In the Arizona prison system, where 580 of 17,100 inmates are Indians, officials allow long hair, the burning of sacred substances and sweat lodge ceremonies. Chaplain John Thompson, head of pastoral services, said he knows of only two incidents where lodges were misused.

He said three years ago, non-Indians used the lodge to hide a batch of prison-brewed alcohol, and eight years ago a fight broke out during a ceremony.

Guards now monitor more closely who enters the lodges, but officials have not considered ending the service. "Sweat lodges have been a very good rehabilitation tool for the inmates," Thompson said.

"I don't know what the problem is," said George Sullivan, head of prison operations in Colorado, where a law was passed last year protecting Indian inmates' religious rights. "The deprivation of opportunity for Indians to even learn about their faith has been absolutely tragic.
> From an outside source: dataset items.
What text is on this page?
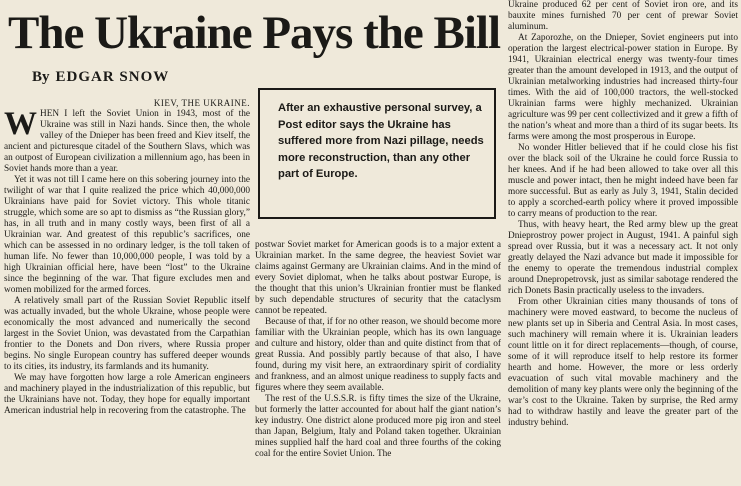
The Ukraine Pays the Bill
By EDGAR SNOW

KIEV, THE UKRAINE.

WHEN I left the Soviet Union in 1943, most of the Ukraine was still in Nazi hands. Since then, the whole valley of the Dnieper has been freed and Kiev itself, the ancient and picturesque citadel of the Southern Slavs, which was an outpost of European civilization a millennium ago, has been in Soviet hands more than a year.

Yet it was not till I came here on this sobering journey into the twilight of war that I quite realized the price which 40,000,000 Ukrainians have paid for Soviet victory. This whole titanic struggle, which some are so apt to dismiss as “the Russian glory,” has, in all truth and in many costly ways, been first of all a Ukrainian war. And greatest of this republic’s sacrifices, one which can be assessed in no ordinary ledger, is the toll taken of human life. No fewer than 10,000,000 people, I was told by a high Ukrainian official here, have been “lost” to the Ukraine since the beginning of the war. That figure excludes men and women mobilized for the armed forces.

A relatively small part of the Russian Soviet Republic itself was actually invaded, but the whole Ukraine, whose people were economically the most advanced and numerically the second largest in the Soviet Union, was devastated from the Carpathian frontier to the Donets and Don rivers, where Russia proper begins. No single European country has suffered deeper wounds to its cities, its industry, its farmlands and its humanity.

We may have forgotten how large a role American engineers and machinery played in the industrialization of this republic, but the Ukrainians have not. Today, they hope for equally important American industrial help in recovering from the catastrophe. The

After an exhaustive personal survey, a Post editor says the Ukraine has suffered more from Nazi pillage, needs more reconstruction, than any other part of Europe.

postwar Soviet market for American goods is to a major extent a Ukrainian market. In the same degree, the heaviest Soviet war claims against Germany are Ukrainian claims. And in the mind of every Soviet diplomat, when he talks about postwar Europe, is the thought that this union’s Ukrainian frontier must be flanked by such dependable structures of security that the cataclysm cannot be repeated.

Because of that, if for no other reason, we should become more familiar with the Ukrainian people, which has its own language and culture and history, older than and quite distinct from that of great Russia. And possibly partly because of that also, I have found, during my visit here, an extraordinary spirit of cordiality and frankness, and an almost unique readiness to supply facts and figures where they seem available.

The rest of the U.S.S.R. is fifty times the size of the Ukraine, but formerly the latter accounted for about half the giant nation’s key industry. One district alone produced more pig iron and steel than Japan, Belgium, Italy and Poland taken together. Ukrainian mines supplied half the hard coal and three fourths of the coking coal for the entire Soviet Union. The

Ukraine produced 62 per cent of Soviet iron ore, and its bauxite mines furnished 70 per cent of prewar Soviet aluminum.

At Zaporozhe, on the Dnieper, Soviet engineers put into operation the largest electrical-power station in Europe. By 1941, Ukrainian electrical energy was twenty-four times greater than the amount developed in 1913, and the output of Ukrainian metalworking industries had increased thirty-four times. With the aid of 100,000 tractors, the well-stocked Ukrainian farms were highly mechanized. Ukrainian agriculture was 99 per cent collectivized and it grew a fifth of the nation’s wheat and more than a third of its sugar beets. Its farms were among the most prosperous in Europe.

No wonder Hitler believed that if he could close his fist over the black soil of the Ukraine he could force Russia to her knees. And if he had been allowed to take over all this muscle and power intact, then he might indeed have been far more successful. But as early as July 3, 1941, Stalin decided to apply a scorched-earth policy where it proved impossible to carry means of production to the rear.

Thus, with heavy heart, the Red army blew up the great Dnieprostroy power project in August, 1941. A painful sigh spread over Russia, but it was a necessary act. It not only greatly delayed the Nazi advance but made it impossible for the enemy to operate the tremendous industrial complex around Dnepropetrovsk, just as similar sabotage rendered the rich Donets Basin practically useless to the invaders.

From other Ukrainian cities many thousands of tons of machinery were moved eastward, to become the nucleus of new plants set up in Siberia and Central Asia. In most cases, such machinery will remain where it is. Ukrainian leaders count little on it for direct replacements—though, of course, some of it will reproduce itself to help restore its former hearth and home. However, the more or less orderly evacuation of such vital movable machinery and the demolition of many key plants were only the beginning of the war’s cost to the Ukraine. Taken by surprise, the Red army had to withdraw hastily and leave the greater part of the industry behind.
It's a matter of ignorance."

Both Minnesota and Wisconsin, which have large Indian populations, have allowed the use of sweat lodges and pipe ceremonies in prisons for almost a decade. They also have fairly lenient policies toward traditional hairstyles.

The Illinois prison system has 38 Indian inmates but no policy regarding their religious needs. A spokesman said officials have never been asked to provide a sweat lodge or pipe ceremony.

Charles Yellow Thunder's ponytail has grown back since the day in 1991 when Indiana prison guards forced him into a chair and lopped it off. The Wisconsin native said it was cut only three times before in his life, after the deaths of his mother, grandmother and grandfather.

At the time of the forced haircut, Indiana prison policy stated that male inmates' hair could not touch their collars. Yellow Thunder's lawsuit claimed prison officials denied him his First Amendment free worship rights and discriminated against him because he was a man.

State officials and his appointed attorney have discussed settling out of court, but Yellow Thunder said he will persist even after his scheduled release Dec. 17. He said he won't drop the suit until a formal policy assures him no other Indian will be treated in the same way.